Here is the challenge to Jack Schaap
and those like him. Like me, he can identify with the Pharisee to
become a recovering
one with the rest of the flawed and fallible human race. He can
look into the black abyss of his own heart – that part of it that
God has yet to purify – and take responsibility for his sin. He
can recognize that God is mighty and holy, and he is not. If he
remains proud and rigid in a search for healing, he can fall
on the Rock to break away the hardness. He can go
through the process of working through the rubble to redeem the
shards of virtue that were sown amidst the traditions of men, and then, he
can begin the process of healing. He can go to God as the contrite,
bruised
reed, and He can find true
liberty in Christ. He can realize the magnitude of the wrong he
has done, asking forgiveness. He that is forgiven much loves
much. For all of the hardness and anger and arrogance he's
demonstrated for so long, imagine the depth of goodness that God can
work through him and in him if he humbles
himself! He can become blind man who receives new sight,
realizing the breadth, length, width, and height and to know the love
of God toward him and all who believe. And he will have a platform
from which to communicate that love in contrition and humility.
If he doesn't seek to take
responsibility and own what he has done, the
Rock will fall upon him and will crush him. ...Eventually.

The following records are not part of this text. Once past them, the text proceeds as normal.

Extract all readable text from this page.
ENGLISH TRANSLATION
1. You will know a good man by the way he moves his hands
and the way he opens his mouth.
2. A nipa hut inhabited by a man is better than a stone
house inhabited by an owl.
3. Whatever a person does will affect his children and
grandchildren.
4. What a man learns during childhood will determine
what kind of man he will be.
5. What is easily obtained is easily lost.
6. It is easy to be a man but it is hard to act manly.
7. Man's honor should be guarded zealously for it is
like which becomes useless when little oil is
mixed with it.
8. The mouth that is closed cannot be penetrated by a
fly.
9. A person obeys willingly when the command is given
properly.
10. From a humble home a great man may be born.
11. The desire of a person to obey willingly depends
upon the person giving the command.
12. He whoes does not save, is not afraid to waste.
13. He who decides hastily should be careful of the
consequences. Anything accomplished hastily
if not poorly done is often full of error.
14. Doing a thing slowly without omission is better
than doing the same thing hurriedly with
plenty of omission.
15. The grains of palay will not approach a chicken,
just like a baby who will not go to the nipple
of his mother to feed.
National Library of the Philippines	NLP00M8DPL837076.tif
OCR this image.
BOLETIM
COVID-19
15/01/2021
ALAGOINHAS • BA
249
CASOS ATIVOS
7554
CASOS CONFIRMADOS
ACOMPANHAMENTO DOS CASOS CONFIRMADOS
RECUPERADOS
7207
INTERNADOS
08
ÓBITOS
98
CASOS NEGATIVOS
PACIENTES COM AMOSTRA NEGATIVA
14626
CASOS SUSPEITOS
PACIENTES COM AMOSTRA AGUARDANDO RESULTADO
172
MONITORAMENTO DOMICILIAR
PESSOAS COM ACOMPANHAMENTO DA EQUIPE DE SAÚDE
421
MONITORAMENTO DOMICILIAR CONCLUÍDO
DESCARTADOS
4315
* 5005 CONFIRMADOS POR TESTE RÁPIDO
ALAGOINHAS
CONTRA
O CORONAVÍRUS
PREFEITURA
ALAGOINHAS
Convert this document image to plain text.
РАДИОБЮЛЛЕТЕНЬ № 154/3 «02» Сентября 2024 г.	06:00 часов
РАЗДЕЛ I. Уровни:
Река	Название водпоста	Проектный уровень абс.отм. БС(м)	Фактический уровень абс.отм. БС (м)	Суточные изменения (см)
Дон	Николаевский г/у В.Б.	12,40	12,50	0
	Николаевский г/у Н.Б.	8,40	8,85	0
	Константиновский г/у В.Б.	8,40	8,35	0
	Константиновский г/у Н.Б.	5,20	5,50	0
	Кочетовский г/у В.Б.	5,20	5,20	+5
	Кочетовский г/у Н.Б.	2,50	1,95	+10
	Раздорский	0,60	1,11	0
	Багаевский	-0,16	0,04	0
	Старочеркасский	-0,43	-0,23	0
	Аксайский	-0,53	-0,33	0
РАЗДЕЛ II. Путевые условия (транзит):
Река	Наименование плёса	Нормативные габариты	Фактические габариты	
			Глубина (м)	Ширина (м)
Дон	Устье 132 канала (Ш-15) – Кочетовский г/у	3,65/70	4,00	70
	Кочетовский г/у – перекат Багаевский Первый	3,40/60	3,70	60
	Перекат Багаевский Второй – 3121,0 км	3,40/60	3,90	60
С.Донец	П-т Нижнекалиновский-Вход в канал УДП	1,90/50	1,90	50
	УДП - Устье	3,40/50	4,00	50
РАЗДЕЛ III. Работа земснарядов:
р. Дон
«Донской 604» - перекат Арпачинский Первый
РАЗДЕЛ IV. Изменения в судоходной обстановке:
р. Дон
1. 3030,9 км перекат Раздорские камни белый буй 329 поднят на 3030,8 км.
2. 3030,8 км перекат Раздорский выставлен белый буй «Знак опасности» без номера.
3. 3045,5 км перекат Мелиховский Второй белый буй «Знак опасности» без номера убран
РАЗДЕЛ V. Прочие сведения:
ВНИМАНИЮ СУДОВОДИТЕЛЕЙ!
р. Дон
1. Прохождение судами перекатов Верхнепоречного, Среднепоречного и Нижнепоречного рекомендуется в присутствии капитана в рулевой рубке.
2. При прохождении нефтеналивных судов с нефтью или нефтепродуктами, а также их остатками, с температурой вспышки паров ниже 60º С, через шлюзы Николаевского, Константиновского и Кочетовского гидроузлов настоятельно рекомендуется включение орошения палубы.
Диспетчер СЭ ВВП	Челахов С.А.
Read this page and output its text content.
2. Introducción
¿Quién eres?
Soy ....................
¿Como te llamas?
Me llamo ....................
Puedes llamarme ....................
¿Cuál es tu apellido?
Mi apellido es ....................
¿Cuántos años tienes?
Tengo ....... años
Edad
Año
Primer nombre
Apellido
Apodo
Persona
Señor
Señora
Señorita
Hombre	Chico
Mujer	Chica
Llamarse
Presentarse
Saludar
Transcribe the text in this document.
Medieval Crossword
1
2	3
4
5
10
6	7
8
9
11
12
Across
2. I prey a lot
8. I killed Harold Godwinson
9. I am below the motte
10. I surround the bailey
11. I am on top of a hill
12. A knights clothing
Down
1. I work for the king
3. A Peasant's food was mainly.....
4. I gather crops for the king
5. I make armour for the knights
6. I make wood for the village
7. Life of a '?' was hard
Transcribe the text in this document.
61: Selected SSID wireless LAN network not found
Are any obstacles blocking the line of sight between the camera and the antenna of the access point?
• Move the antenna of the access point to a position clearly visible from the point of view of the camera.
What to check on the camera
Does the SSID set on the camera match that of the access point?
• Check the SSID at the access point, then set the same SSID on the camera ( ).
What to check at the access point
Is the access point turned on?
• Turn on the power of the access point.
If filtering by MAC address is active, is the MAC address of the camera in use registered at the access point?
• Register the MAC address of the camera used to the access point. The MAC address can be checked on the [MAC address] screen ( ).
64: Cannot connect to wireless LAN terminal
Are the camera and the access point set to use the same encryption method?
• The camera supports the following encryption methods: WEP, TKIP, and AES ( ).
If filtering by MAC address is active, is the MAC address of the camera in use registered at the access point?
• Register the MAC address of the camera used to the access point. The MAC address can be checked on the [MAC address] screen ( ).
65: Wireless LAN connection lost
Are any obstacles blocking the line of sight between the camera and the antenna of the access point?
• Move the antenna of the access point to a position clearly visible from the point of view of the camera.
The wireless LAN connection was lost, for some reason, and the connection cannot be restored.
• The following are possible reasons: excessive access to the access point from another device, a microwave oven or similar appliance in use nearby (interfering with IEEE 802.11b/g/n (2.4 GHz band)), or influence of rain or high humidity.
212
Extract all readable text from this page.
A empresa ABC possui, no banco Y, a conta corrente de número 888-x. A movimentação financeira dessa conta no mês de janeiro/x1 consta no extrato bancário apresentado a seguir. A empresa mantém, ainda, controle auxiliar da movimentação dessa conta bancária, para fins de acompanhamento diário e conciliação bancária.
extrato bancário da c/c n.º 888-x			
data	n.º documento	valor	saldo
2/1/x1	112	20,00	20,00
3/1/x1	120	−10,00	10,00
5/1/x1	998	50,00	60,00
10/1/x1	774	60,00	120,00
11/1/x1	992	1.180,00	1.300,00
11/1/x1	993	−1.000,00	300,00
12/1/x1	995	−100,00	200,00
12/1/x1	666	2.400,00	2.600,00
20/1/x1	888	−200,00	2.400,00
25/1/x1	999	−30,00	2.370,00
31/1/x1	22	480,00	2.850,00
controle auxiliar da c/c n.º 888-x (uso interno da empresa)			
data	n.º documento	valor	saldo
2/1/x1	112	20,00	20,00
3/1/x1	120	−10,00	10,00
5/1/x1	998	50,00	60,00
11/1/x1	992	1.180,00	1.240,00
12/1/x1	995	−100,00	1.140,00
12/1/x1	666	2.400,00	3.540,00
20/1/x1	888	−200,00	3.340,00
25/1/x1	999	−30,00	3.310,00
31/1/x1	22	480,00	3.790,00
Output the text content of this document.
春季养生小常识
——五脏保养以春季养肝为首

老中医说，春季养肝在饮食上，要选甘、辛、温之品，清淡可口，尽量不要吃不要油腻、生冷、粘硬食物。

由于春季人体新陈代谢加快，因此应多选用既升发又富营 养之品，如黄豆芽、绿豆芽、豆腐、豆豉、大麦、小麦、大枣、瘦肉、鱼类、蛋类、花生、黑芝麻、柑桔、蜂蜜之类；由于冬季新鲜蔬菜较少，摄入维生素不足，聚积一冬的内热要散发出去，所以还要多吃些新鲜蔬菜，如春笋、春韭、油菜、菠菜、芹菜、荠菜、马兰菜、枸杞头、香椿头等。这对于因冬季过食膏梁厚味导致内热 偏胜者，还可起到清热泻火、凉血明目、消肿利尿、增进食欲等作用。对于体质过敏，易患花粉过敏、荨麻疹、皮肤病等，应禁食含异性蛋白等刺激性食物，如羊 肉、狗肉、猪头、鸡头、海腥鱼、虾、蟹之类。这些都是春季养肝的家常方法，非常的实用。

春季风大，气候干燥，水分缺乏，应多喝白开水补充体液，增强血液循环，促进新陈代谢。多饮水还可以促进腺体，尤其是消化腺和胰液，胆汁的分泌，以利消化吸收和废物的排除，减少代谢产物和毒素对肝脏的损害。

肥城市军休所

The Challenge to the Bruised: The
Long Journey of Forgiveness through Faith
But this, too, is the challenge to
those who wrestle with the lust for justice after they were used and
thrown away. We have to make the decision to allow our experience to
soften us through true forgiveness and mercy, and we only learn those
things through understanding justice. We learn that mercy
triumphs over justice. We must learn the hard lessons of how we
can balance our needs against those of others. We must learn that
our recompense comes from a trustworthy God, and we usually don't
receive it from our abusers. We must learn that we
are forgiven as we forgive others, and that forgiveness requires
repentance. We must learn how to preserve justice by calling evil
what it is as we learn that all of us are flawed and fallible. All
of this describes a long journey of faith and a choice to follow
virtue.
It is in this place of healing that we
stop the cycle
of abuse, and we
can even avoid the “'schizophrenic' survivor wars.” Abusers take their
overwhelming shame, demands, and intolerance and pour them into the
hearts of others, and the consequences
of this experience are especially profound for children who can
suffer
in many ways. The children of abusers then grow up with shame
and pressure and rigid demands that don't even belong to them, and
the easiest thing that they can do is vent
them on or into someone else when they become adults. It makes
them inflexible and demanding people if they fail to heal. If they
can learn these lessons and can truly heal, the cycle stops, and they
can be sources of comfort and encouragement for others. (Read
more about stopping the cycle of shame and abuse here.)
When we do the hard work of healing,
those old wounds don't hurt like they used to hurt. Our lust for
justice and the rigid intolerance it creates in us tempers and
transforms into the expectation of justice in the spirit of mercy.
We become more easily disposed to forgiveness because we don't fear
injustice. We learn to look to a just God for justice as His gift to
us. When we taste injustice at the hands of limited and fallible
people, we don't have to sit in the seat of the intolerant Pharisee.
We can have compassion and empathy for them, because God has filled
our woundedness with compassion and love, displacing the pain that once occupied those places. That same mercy with which God fills us can then be shared with others, and we can also powerfully
comfort others who have suffered like we have. Through it all,
we learn to trust in the faithfulness of God.